Expect more rain and extremes, meaning weeds could move in, cattle could go thirsty and recreation could be further limited in efforts to protect the area.
“Two degrees is almost the same as southern Washington,” retired range manager Rick Tucker said. "Along the Washington-Oregon boundary is where we will probably be with two degrees change.”
The lower grasslands would feel the least impact, with plants spaced farther apart and growth initiated earlier in the spring, with an increase of invasive weeds likely resulting.
Tucker expects the lower grasslands to be “doomed” to cheatgrass — research south of the border has shown not much can be done to prevent the invasive plant — and dried-up watering holes, upon which ranchers rely for their cattle grazing in the area.
Moving north into the middle and upper grasslands, expect rough fescue to be replaced by bluebunch wheatgrass.
The highest elevation — into the forests — will see the most significant impact.
“The [Douglas] fir will not survive climate change. It’s going to die,” Tucker said.
“I don’t think there’s any question. We saw what happened with lodgepole pine, with beetle kill, which could be attributed to climate change.
“Maybe, maybe not. It’s going to be insects …There’s going to be diseases and there’s going to be fires. So it’s [Douglas fir forests] going.”
He said growth of rough fescue, which could survive a two-degree climate increase, needs to be encouraged.
“Then when the trees go, the pinegrass goes, the rough fescue can spread into it,” Tucker said. “That’s doable.

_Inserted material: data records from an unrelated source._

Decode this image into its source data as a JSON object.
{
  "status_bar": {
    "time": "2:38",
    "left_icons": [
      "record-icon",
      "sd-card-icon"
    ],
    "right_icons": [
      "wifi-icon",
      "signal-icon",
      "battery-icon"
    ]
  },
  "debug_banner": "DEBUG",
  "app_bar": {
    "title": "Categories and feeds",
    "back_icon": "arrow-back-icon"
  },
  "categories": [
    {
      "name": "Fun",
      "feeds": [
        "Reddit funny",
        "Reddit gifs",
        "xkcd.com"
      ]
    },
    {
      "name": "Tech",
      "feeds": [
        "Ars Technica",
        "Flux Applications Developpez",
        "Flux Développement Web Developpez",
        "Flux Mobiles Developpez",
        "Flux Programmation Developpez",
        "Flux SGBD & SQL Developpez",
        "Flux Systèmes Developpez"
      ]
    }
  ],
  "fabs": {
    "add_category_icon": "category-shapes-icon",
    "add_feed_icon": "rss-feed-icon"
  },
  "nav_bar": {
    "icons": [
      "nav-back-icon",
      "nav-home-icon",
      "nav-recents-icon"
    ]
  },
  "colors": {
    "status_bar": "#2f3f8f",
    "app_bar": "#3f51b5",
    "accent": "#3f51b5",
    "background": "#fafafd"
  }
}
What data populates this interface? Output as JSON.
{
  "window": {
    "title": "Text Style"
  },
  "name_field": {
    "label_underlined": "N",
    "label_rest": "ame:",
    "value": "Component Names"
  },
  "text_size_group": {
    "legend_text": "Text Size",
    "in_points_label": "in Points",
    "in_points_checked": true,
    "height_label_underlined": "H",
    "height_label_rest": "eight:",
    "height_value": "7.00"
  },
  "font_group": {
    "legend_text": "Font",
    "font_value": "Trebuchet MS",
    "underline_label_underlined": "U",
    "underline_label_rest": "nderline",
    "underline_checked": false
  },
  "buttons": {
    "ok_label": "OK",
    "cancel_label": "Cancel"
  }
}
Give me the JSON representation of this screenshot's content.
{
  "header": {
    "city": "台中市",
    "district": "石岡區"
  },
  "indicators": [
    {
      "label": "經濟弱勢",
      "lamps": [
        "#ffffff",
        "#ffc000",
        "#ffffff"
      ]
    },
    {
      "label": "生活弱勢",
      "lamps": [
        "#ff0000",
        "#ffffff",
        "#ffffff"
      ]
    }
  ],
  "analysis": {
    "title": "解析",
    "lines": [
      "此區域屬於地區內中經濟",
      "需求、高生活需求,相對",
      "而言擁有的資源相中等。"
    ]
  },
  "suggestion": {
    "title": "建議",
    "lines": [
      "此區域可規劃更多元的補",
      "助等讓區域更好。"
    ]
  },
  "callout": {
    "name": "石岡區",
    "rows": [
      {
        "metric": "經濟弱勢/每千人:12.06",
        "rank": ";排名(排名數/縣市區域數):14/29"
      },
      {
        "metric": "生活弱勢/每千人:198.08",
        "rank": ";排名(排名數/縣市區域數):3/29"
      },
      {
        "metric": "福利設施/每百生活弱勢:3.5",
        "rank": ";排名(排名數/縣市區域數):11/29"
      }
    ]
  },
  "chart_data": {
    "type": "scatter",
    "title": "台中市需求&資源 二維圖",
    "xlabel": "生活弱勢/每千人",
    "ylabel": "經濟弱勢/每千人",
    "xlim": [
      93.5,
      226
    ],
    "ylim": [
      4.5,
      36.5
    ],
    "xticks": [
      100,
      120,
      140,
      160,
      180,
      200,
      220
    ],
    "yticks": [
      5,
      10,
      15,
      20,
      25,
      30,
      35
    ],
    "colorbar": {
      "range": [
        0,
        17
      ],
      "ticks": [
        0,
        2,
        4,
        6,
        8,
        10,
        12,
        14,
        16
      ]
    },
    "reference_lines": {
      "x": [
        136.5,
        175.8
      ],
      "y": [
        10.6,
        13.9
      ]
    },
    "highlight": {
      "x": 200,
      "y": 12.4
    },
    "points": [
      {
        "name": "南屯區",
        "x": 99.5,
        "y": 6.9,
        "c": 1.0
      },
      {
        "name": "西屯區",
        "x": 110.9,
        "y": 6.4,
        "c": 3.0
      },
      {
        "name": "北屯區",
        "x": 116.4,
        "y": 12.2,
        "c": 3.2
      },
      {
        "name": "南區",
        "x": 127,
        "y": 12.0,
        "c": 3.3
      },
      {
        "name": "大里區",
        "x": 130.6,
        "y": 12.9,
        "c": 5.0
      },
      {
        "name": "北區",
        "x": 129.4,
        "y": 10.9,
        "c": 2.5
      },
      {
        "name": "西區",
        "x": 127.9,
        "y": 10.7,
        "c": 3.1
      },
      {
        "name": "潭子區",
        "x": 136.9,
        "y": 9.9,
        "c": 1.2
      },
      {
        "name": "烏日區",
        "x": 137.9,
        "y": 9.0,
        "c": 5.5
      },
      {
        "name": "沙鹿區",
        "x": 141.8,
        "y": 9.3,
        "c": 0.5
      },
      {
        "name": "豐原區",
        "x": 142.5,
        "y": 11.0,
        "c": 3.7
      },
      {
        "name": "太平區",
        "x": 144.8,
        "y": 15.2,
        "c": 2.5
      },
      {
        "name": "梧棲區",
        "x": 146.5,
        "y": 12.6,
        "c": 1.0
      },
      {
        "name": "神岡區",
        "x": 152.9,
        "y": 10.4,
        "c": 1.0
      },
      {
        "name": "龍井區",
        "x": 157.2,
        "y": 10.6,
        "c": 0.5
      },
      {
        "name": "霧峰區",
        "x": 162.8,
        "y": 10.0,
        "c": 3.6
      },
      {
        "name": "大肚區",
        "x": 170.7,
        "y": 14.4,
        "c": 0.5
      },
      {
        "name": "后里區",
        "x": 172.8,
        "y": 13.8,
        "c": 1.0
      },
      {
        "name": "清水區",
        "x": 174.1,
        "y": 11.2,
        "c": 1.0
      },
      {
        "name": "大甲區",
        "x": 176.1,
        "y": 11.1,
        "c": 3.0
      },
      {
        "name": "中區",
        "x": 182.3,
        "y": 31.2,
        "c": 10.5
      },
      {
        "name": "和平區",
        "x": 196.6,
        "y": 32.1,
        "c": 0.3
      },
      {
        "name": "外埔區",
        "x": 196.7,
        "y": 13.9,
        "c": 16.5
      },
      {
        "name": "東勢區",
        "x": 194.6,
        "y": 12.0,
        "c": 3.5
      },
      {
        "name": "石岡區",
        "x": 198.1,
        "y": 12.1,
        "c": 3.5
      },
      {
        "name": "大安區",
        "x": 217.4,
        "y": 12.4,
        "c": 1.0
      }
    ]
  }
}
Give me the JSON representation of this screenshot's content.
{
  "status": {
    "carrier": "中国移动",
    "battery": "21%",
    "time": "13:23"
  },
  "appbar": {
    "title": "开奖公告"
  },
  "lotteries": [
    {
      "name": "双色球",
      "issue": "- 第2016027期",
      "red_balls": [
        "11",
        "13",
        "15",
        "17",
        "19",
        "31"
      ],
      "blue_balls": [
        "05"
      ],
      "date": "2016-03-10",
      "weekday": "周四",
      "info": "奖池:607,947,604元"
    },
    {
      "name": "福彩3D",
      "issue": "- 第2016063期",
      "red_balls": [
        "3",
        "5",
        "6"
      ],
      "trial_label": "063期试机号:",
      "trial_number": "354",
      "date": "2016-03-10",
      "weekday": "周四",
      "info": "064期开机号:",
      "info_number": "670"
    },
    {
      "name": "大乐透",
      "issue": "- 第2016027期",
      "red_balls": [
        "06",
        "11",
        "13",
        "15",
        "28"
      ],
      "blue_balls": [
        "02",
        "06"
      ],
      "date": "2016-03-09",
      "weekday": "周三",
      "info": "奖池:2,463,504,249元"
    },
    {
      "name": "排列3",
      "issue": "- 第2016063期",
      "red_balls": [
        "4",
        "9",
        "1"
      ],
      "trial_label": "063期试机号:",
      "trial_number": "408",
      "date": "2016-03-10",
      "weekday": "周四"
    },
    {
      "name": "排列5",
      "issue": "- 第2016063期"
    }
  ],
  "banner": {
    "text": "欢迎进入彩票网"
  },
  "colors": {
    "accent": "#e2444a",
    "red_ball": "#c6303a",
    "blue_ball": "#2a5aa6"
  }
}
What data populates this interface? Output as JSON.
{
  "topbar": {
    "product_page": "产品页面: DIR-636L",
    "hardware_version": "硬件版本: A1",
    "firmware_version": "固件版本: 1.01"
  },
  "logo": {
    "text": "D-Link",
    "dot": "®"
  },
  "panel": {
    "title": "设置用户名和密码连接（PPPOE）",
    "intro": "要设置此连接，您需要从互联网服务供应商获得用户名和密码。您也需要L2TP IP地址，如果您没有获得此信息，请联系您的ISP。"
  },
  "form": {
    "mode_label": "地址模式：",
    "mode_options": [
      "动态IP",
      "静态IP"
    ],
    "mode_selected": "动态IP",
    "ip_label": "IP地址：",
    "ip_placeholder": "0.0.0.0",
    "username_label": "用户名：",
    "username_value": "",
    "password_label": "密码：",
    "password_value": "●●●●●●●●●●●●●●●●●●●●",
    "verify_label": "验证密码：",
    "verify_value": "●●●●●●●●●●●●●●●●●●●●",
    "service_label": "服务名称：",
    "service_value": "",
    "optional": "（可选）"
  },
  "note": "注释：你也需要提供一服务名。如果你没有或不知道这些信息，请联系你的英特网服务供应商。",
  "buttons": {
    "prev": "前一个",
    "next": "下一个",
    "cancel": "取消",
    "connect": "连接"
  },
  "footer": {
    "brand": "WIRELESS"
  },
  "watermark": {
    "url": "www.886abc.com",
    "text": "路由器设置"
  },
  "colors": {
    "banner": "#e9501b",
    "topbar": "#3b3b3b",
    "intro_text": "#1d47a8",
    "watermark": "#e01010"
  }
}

It’s just that we’re not doing it.”
Effectively, the middle grasslands would become what is now the lower grasslands and the upper grasslands would become what is now the middle grasslands — think of that dryer soil moving up to higher elevations.
What that means is a value judgment, Tucker explained, with losses and gains to all sectors.
Thinking back to those days of the red hills, Inskip provided some solace.
“When you look at these grasslands, just always remember that a while ago, they were grazed, they were destroyed by motorized vehicles, non-motorized transportation, ploughed on, aircraft flown, grass seeded with non-native species, rocks picked, infested with invasive weeds and numerous fires, as well as having a fibre-optic line, pipeline and another pipeline coming through,” he said.
“So they’ll never be pristine, but they can be healthy.”